I am writing this thread because even though I have heard from some writers on these boards to just ignore those people who post things that accuse non-catholics of being non-Christians and even of not loving the Lord to the fullest, I find it difficult to ignore. In fact, it hurts my feelings. I listen to Catholics ask questions over whether or not protestants are Christians and whether they really recieve the fullness of Christ and His power. I was raised a protestant and I’ve never doubted the power of Christ and his role in my life. When I take communion (what you call the eucharist), it means something to me more than pretty much anything else in my life. I can go on and on about my own life but I’m sure there are still some of you who will just discount what I have to say and blame it on being brought up protestant. So, I’m taking a different approach. I learned a long time ago that in order to have a good argument and be able to effectively defend your position, you must know BOTH sides of an argument. My position is that ALL Christians, Catholics and protestants included, should go out and preach the word of Christ to a dying world. We need to put aside our differences and focus on the One who made us all…God. Our missions is to go to all the ends of the earth baptizing in the name of the Father the Son and the Holy Spirit (Matthew 28-the great commission). So, even as a Lutheran, I am going to use the Catholic Catechism to defend my position:
There are “”s because there are footnotes it’s quoting from…
In fact, “in this one and only Church of God from its very beginnings there arose certain rifts, which the Apostle strongly censures as damnable. But in subsequent centuries much more serious dissensions appeared and large communities became separated from full communion with the Catholic Church – for which, often enough, men of both sides were to blame.” The ruptures that wound the unity of Christ’s Body – here we must distinguish heresy, apostasy, and schism – do not occur without human sin:
“Where there are sins, there are also divisions, schisms, heresies, and disputes. Where there is virtue, however there also are harmony and unity, from which arise the one heart and one soul of all believers.”

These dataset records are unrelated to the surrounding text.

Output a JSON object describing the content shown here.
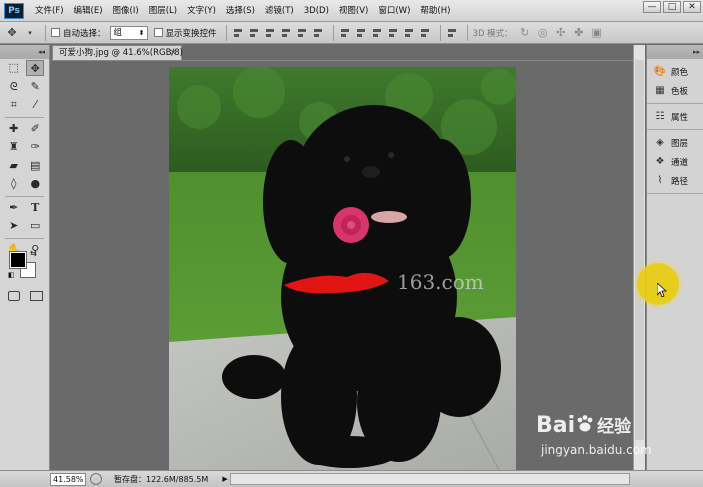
{
  "app": {
    "logo_text": "Ps",
    "menus": [
      "文件(F)",
      "编辑(E)",
      "图像(I)",
      "图层(L)",
      "文字(Y)",
      "选择(S)",
      "滤镜(T)",
      "3D(D)",
      "视图(V)",
      "窗口(W)",
      "帮助(H)"
    ],
    "window_controls": [
      "—",
      "□",
      "✕"
    ]
  },
  "options_bar": {
    "auto_select_label": "自动选择：",
    "auto_select_value": "组",
    "show_transform_label": "显示变换控件",
    "mode_3d_label": "3D 模式："
  },
  "document": {
    "tab_title": "可爱小狗.jpg @ 41.6%(RGB/8)",
    "close_glyph": "×",
    "image_watermark_text": "163.com"
  },
  "panels": {
    "group1": [
      {
        "icon": "palette-icon",
        "label": "颜色"
      },
      {
        "icon": "swatches-icon",
        "label": "色板"
      }
    ],
    "group2": [
      {
        "icon": "properties-icon",
        "label": "属性"
      }
    ],
    "group3": [
      {
        "icon": "layers-icon",
        "label": "图层"
      },
      {
        "icon": "channels-icon",
        "label": "通道"
      },
      {
        "icon": "paths-icon",
        "label": "路径"
      }
    ]
  },
  "status_bar": {
    "zoom": "41.58%",
    "doc_size": "暂存盘：122.6M/885.5M",
    "arrow": "▶"
  },
  "watermark": {
    "logo": "Bai",
    "logo_suffix": "经验",
    "url": "jingyan.baidu.com"
  },
  "colors": {
    "foreground": "#000000",
    "background": "#ffffff",
    "highlight": "#e8cd14"
  }
}
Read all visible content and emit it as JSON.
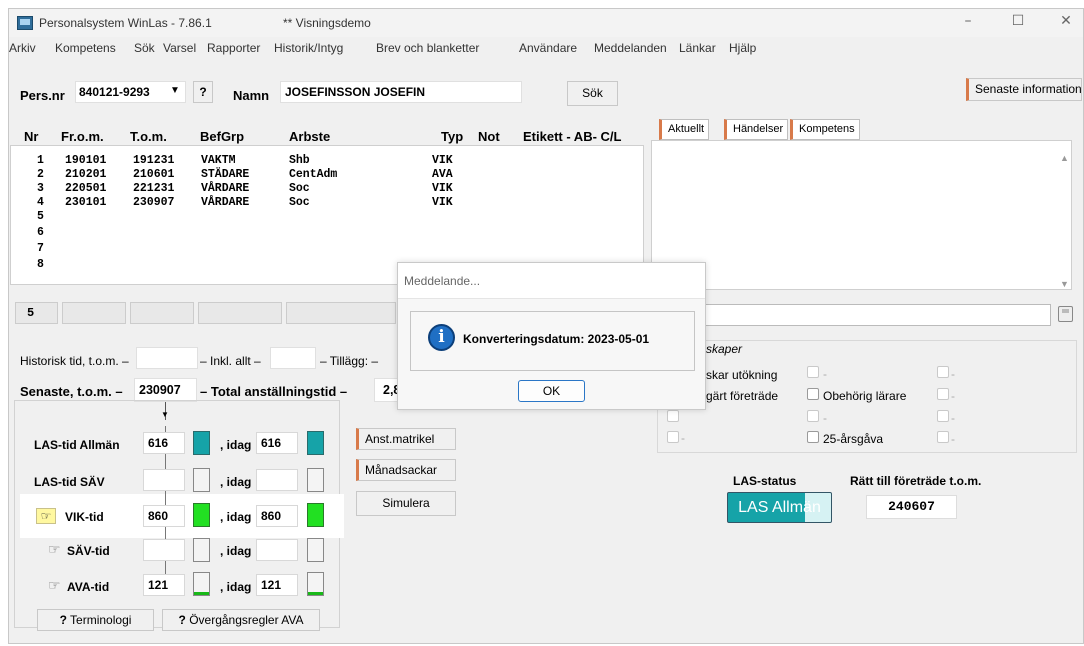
{
  "window": {
    "title": "Personalsystem WinLas - 7.86.1",
    "demo_label": "** Visningsdemo",
    "controls": {
      "minimize": "–",
      "maximize": "☐",
      "close": "✕"
    }
  },
  "menu": [
    "Arkiv",
    "Kompetens",
    "Sök",
    "Varsel",
    "Rapporter",
    "Historik/Intyg",
    "Brev och blanketter",
    "Användare",
    "Meddelanden",
    "Länkar",
    "Hjälp"
  ],
  "person": {
    "pnr_label": "Pers.nr",
    "pnr_value": "840121-9293",
    "help_label": "?",
    "namn_label": "Namn",
    "namn_value": "JOSEFINSSON JOSEFIN",
    "search_button": "Sök",
    "latest_info_button": "Senaste information"
  },
  "table": {
    "headers": [
      "Nr",
      "Fr.o.m.",
      "T.o.m.",
      "BefGrp",
      "Arbste",
      "Typ",
      "Not",
      "Etikett - AB- C/L"
    ],
    "rows": [
      {
        "nr": "1",
        "from": "190101",
        "tom": "191231",
        "befgrp": "VAKTM",
        "arbste": "Shb",
        "typ": "VIK"
      },
      {
        "nr": "2",
        "from": "210201",
        "tom": "210601",
        "befgrp": "STÄDARE",
        "arbste": "CentAdm",
        "typ": "AVA"
      },
      {
        "nr": "3",
        "from": "220501",
        "tom": "221231",
        "befgrp": "VÅRDARE",
        "arbste": "Soc",
        "typ": "VIK"
      },
      {
        "nr": "4",
        "from": "230101",
        "tom": "230907",
        "befgrp": "VÅRDARE",
        "arbste": "Soc",
        "typ": "VIK"
      },
      {
        "nr": "5"
      },
      {
        "nr": "6"
      },
      {
        "nr": "7"
      },
      {
        "nr": "8"
      }
    ],
    "edit_nr": "5"
  },
  "right_tabs": [
    "Aktuellt",
    "Händelser",
    "Kompetens"
  ],
  "summary": {
    "historisk_label": "Historisk tid, t.o.m. –",
    "inkl_label": "– Inkl. allt –",
    "tillagg_label": "– Tillägg: –",
    "senaste_label": "Senaste, t.o.m. –",
    "senaste_value": "230907",
    "total_label": "– Total anställningstid –",
    "total_value": "2,8"
  },
  "las": {
    "rows": [
      {
        "label": "LAS-tid Allmän",
        "value": "616",
        "idag_label": ", idag",
        "idag_value": "616"
      },
      {
        "label": "LAS-tid SÄV",
        "value": "",
        "idag_label": ", idag",
        "idag_value": ""
      },
      {
        "label": "VIK-tid",
        "value": "860",
        "idag_label": ", idag",
        "idag_value": "860"
      },
      {
        "label": "SÄV-tid",
        "value": "",
        "idag_label": ", idag",
        "idag_value": ""
      },
      {
        "label": "AVA-tid",
        "value": "121",
        "idag_label": ", idag",
        "idag_value": "121"
      }
    ],
    "terminologi_button": "Terminologi",
    "overgang_button": "Övergångsregler AVA",
    "help_glyph": "?"
  },
  "side_buttons": [
    "Anst.matrikel",
    "Månadsackar",
    "Simulera"
  ],
  "properties": {
    "header": "skaper",
    "col1": [
      "skar utökning",
      "gärt företräde",
      "",
      ""
    ],
    "col2": [
      "-",
      "Obehörig lärare",
      "-",
      "25-årsgåva"
    ],
    "col3": [
      "-",
      "-",
      "-",
      "-"
    ]
  },
  "status": {
    "las_status_label": "LAS-status",
    "las_status_value": "LAS Allmän",
    "foretrade_label": "Rätt till företräde t.o.m.",
    "foretrade_value": "240607"
  },
  "dialog": {
    "title": "Meddelande...",
    "message": "Konverteringsdatum: 2023-05-01",
    "ok_button": "OK"
  }
}
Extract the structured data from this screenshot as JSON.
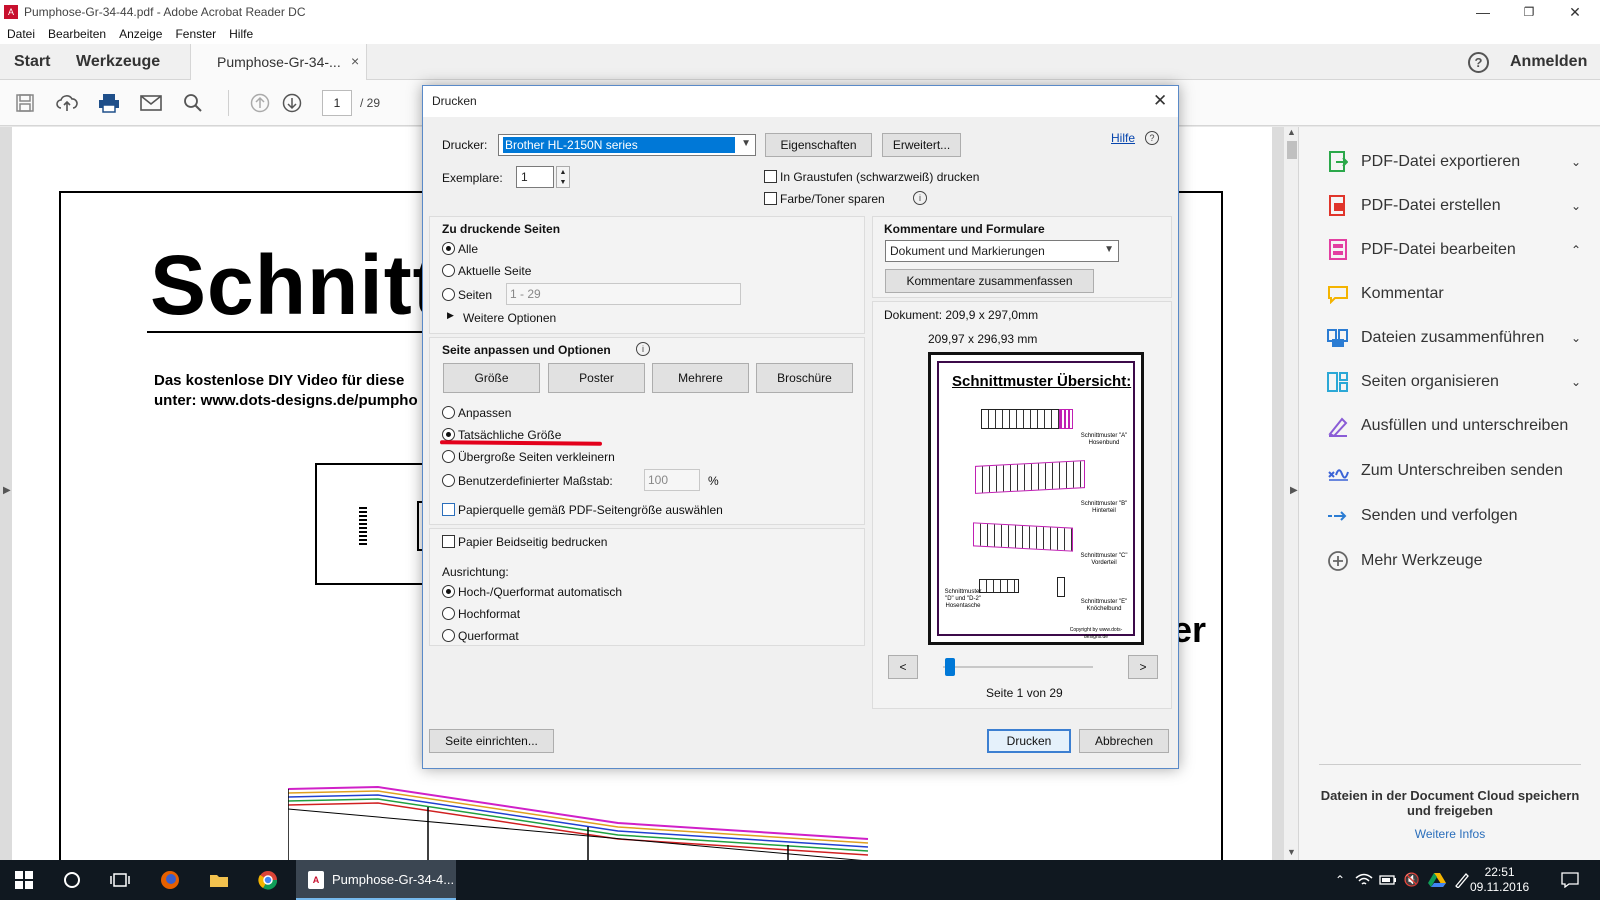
{
  "window": {
    "title": "Pumphose-Gr-34-44.pdf - Adobe Acrobat Reader DC",
    "controls": [
      "—",
      "❐",
      "✕"
    ]
  },
  "menu": [
    "Datei",
    "Bearbeiten",
    "Anzeige",
    "Fenster",
    "Hilfe"
  ],
  "tabs": {
    "start": "Start",
    "werkzeuge": "Werkzeuge",
    "doc_tab": "Pumphose-Gr-34-...",
    "close": "×",
    "help": "?",
    "anmelden": "Anmelden"
  },
  "toolbar": {
    "page_current": "1",
    "page_total": "/ 29"
  },
  "document": {
    "title": "Schnitt",
    "subtitle_line1": "Das kostenlose DIY Video für diese",
    "subtitle_line2": "unter: www.dots-designs.de/pumpho",
    "right_fragment": "er"
  },
  "right_pane": {
    "items": [
      {
        "label": "PDF-Datei exportieren",
        "icon": "export-pdf-icon",
        "color": "#2ba84a",
        "chevron": "⌄"
      },
      {
        "label": "PDF-Datei erstellen",
        "icon": "create-pdf-icon",
        "color": "#e0352b",
        "chevron": "⌄"
      },
      {
        "label": "PDF-Datei bearbeiten",
        "icon": "edit-pdf-icon",
        "color": "#e33fa1",
        "chevron": "⌃"
      },
      {
        "label": "Kommentar",
        "icon": "comment-icon",
        "color": "#f4b400",
        "chevron": ""
      },
      {
        "label": "Dateien zusammenführen",
        "icon": "combine-files-icon",
        "color": "#2b7cd3",
        "chevron": "⌄"
      },
      {
        "label": "Seiten organisieren",
        "icon": "organize-pages-icon",
        "color": "#2ba8d6",
        "chevron": "⌄"
      },
      {
        "label": "Ausfüllen und unterschreiben",
        "icon": "fill-sign-icon",
        "color": "#8a5cd6",
        "chevron": ""
      },
      {
        "label": "Zum Unterschreiben senden",
        "icon": "send-sign-icon",
        "color": "#3b63d6",
        "chevron": ""
      },
      {
        "label": "Senden und verfolgen",
        "icon": "send-track-icon",
        "color": "#2b7cd3",
        "chevron": ""
      },
      {
        "label": "Mehr Werkzeuge",
        "icon": "more-tools-icon",
        "color": "#666666",
        "chevron": ""
      }
    ],
    "footer": "Dateien in der Document Cloud speichern und freigeben",
    "footer_link": "Weitere Infos"
  },
  "dialog": {
    "title": "Drucken",
    "close": "✕",
    "printer_label": "Drucker:",
    "printer_value": "Brother HL-2150N series",
    "properties_button": "Eigenschaften",
    "advanced_button": "Erweitert...",
    "help_link": "Hilfe",
    "copies_label": "Exemplare:",
    "copies_value": "1",
    "grayscale_label": "In Graustufen (schwarzweiß) drucken",
    "save_toner_label": "Farbe/Toner sparen",
    "pages_section": {
      "heading": "Zu druckende Seiten",
      "all": "Alle",
      "current": "Aktuelle Seite",
      "pages": "Seiten",
      "pages_range": "1 - 29",
      "more_options": "Weitere Optionen"
    },
    "sizing_section": {
      "heading": "Seite anpassen und Optionen",
      "buttons": [
        "Größe",
        "Poster",
        "Mehrere",
        "Broschüre"
      ],
      "fit": "Anpassen",
      "actual_size": "Tatsächliche Größe",
      "shrink_oversized": "Übergroße Seiten verkleinern",
      "custom_scale": "Benutzerdefinierter Maßstab:",
      "custom_scale_value": "100",
      "percent": "%",
      "paper_source": "Papierquelle gemäß PDF-Seitengröße auswählen",
      "duplex": "Papier Beidseitig bedrucken",
      "orientation_label": "Ausrichtung:",
      "orientation_auto": "Hoch-/Querformat automatisch",
      "portrait": "Hochformat",
      "landscape": "Querformat"
    },
    "comments_section": {
      "heading": "Kommentare und Formulare",
      "select_value": "Dokument und Markierungen",
      "summarize_button": "Kommentare zusammenfassen"
    },
    "preview": {
      "document_size": "Dokument: 209,9 x 297,0mm",
      "paper_size": "209,97 x 296,93 mm",
      "sheet_title": "Schnittmuster Übersicht:",
      "labels": [
        "Schnittmuster \"A\" Hosenbund",
        "Schnittmuster \"B\" Hinterteil",
        "Schnittmuster \"C\" Vorderteil",
        "Schnittmuster \"D\" und \"D-2\" Hosentasche",
        "Schnittmuster \"E\" Knöchelbund",
        "Copyright by www.dots-designs.de"
      ],
      "prev": "<",
      "next": ">",
      "page_info": "Seite 1 von 29"
    },
    "page_setup_button": "Seite einrichten...",
    "print_button": "Drucken",
    "cancel_button": "Abbrechen"
  },
  "taskbar": {
    "active_app": "Pumphose-Gr-34-4...",
    "time": "22:51",
    "date": "09.11.2016"
  }
}
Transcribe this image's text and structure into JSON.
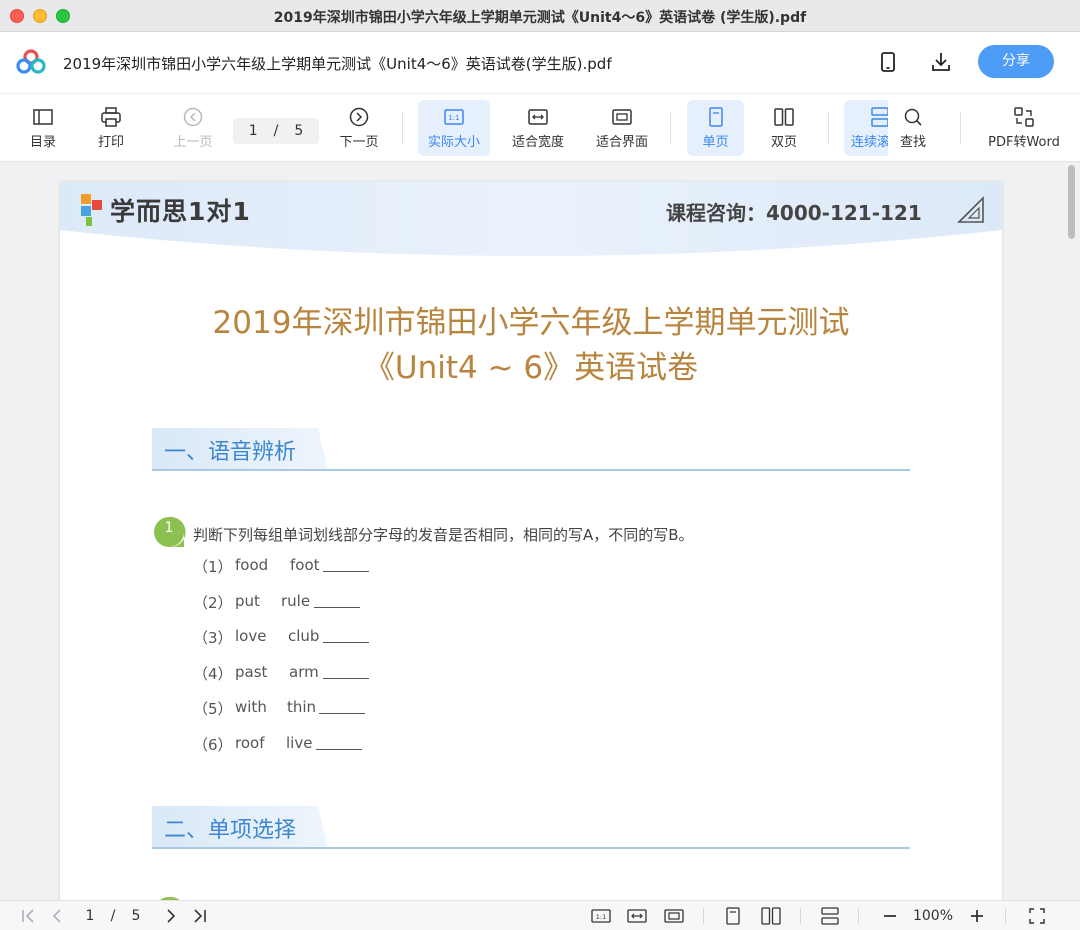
{
  "window": {
    "title": "2019年深圳市锦田小学六年级上学期单元测试《Unit4～6》英语试卷 (学生版).pdf"
  },
  "header": {
    "file_title": "2019年深圳市锦田小学六年级上学期单元测试《Unit4～6》英语试卷(学生版).pdf",
    "share_label": "分享",
    "icons": [
      "phone-icon",
      "download-icon"
    ]
  },
  "toolbar": {
    "toc": "目录",
    "print": "打印",
    "prev": "上一页",
    "page_current": "1",
    "page_sep": "/",
    "page_total": "5",
    "next": "下一页",
    "actual_size": "实际大小",
    "fit_width": "适合宽度",
    "fit_page": "适合界面",
    "single": "单页",
    "double": "双页",
    "continuous": "连续滚",
    "find": "查找",
    "to_word": "PDF转Word"
  },
  "document": {
    "brand": "学而思1对1",
    "hotline": "课程咨询：4000-121-121",
    "title_line1": "2019年深圳市锦田小学六年级上学期单元测试",
    "title_line2": "《Unit4 ~ 6》英语试卷",
    "section1_title": "一、语音辨析",
    "q1_number": "1",
    "q1_text": "判断下列每组单词划线部分字母的发音是否相同，相同的写A，不同的写B。",
    "items": [
      {
        "num": "（1）",
        "w1": "food",
        "w2": "foot"
      },
      {
        "num": "（2）",
        "w1": "put",
        "w2": "rule"
      },
      {
        "num": "（3）",
        "w1": "love",
        "w2": "club"
      },
      {
        "num": "（4）",
        "w1": "past",
        "w2": "arm"
      },
      {
        "num": "（5）",
        "w1": "with",
        "w2": "thin"
      },
      {
        "num": "（6）",
        "w1": "roof",
        "w2": "live"
      }
    ],
    "section2_title": "二、单项选择"
  },
  "bottombar": {
    "page_current": "1",
    "page_sep": "/",
    "page_total": "5",
    "zoom": "100%"
  },
  "colors": {
    "accent": "#4d9cf6",
    "title": "#b8853e",
    "section": "#3d87d0",
    "badge": "#8cc152"
  }
}
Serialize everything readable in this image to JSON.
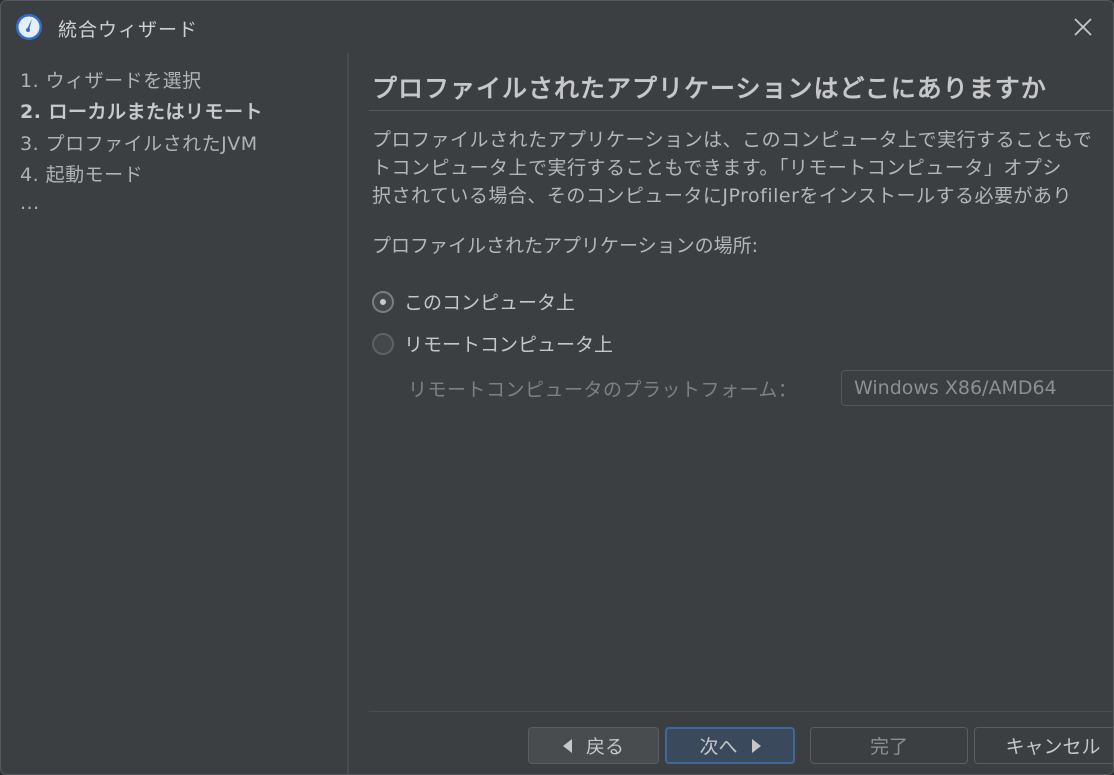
{
  "window": {
    "title": "統合ウィザード"
  },
  "sidebar": {
    "steps": [
      {
        "label": "1. ウィザードを選択",
        "active": false
      },
      {
        "label": "2. ローカルまたはリモート",
        "active": true
      },
      {
        "label": "3. プロファイルされたJVM",
        "active": false
      },
      {
        "label": "4. 起動モード",
        "active": false
      },
      {
        "label": "...",
        "active": false
      }
    ]
  },
  "main": {
    "heading": "プロファイルされたアプリケーションはどこにありますか",
    "description": [
      "プロファイルされたアプリケーションは、このコンピュータ上で実行することもで",
      "トコンピュータ上で実行することもできます。「リモートコンピュータ」オプシ",
      "択されている場合、そのコンピュータにJProfilerをインストールする必要があり"
    ],
    "location_label": "プロファイルされたアプリケーションの場所:",
    "options": [
      {
        "label": "このコンピュータ上",
        "checked": true
      },
      {
        "label": "リモートコンピュータ上",
        "checked": false
      }
    ],
    "platform_label": "リモートコンピュータのプラットフォーム：",
    "platform_value": "Windows X86/AMD64"
  },
  "footer": {
    "back_label": "戻る",
    "next_label": "次へ",
    "finish_label": "完了",
    "cancel_label": "キャンセル"
  },
  "colors": {
    "background": "#3c3f41",
    "accent": "#3d6a9c"
  }
}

“However, one cannot charge with the sin of the separation those who at present are born into these communities [that resulted from such separation] and in them are brought up in the faith of Christ, and the Catholic Church accepts them with respect and affection as brothers…. All who have been justified by faith in Baptism are incorporated into Christ; they therefore have a right to be called Christians, and with good reason are accepted as brothers in the Lord by the children of the Catholic Church.”
“Furthermore, many elements of sanctification and of truth” are found outside the visible confines of the Catholic Church: “the written Word of God; the life of grace; faith, hope, and charity, with the other interior gifts of the Holy Spirit, as well as visible elements.” Christ’s Spirit uses these Churches and ecclesial communities as means of salvation, whose power derives from the fullness of grace and truth that Christ has entrusted to the Catholic Church. All these blessings come from Christ and lead to him, and are in themselves calls to “Catholic unity.”
Catechism of the Catholic Church, p. 216, ISBN 0898704820
So, what does everyone think of that?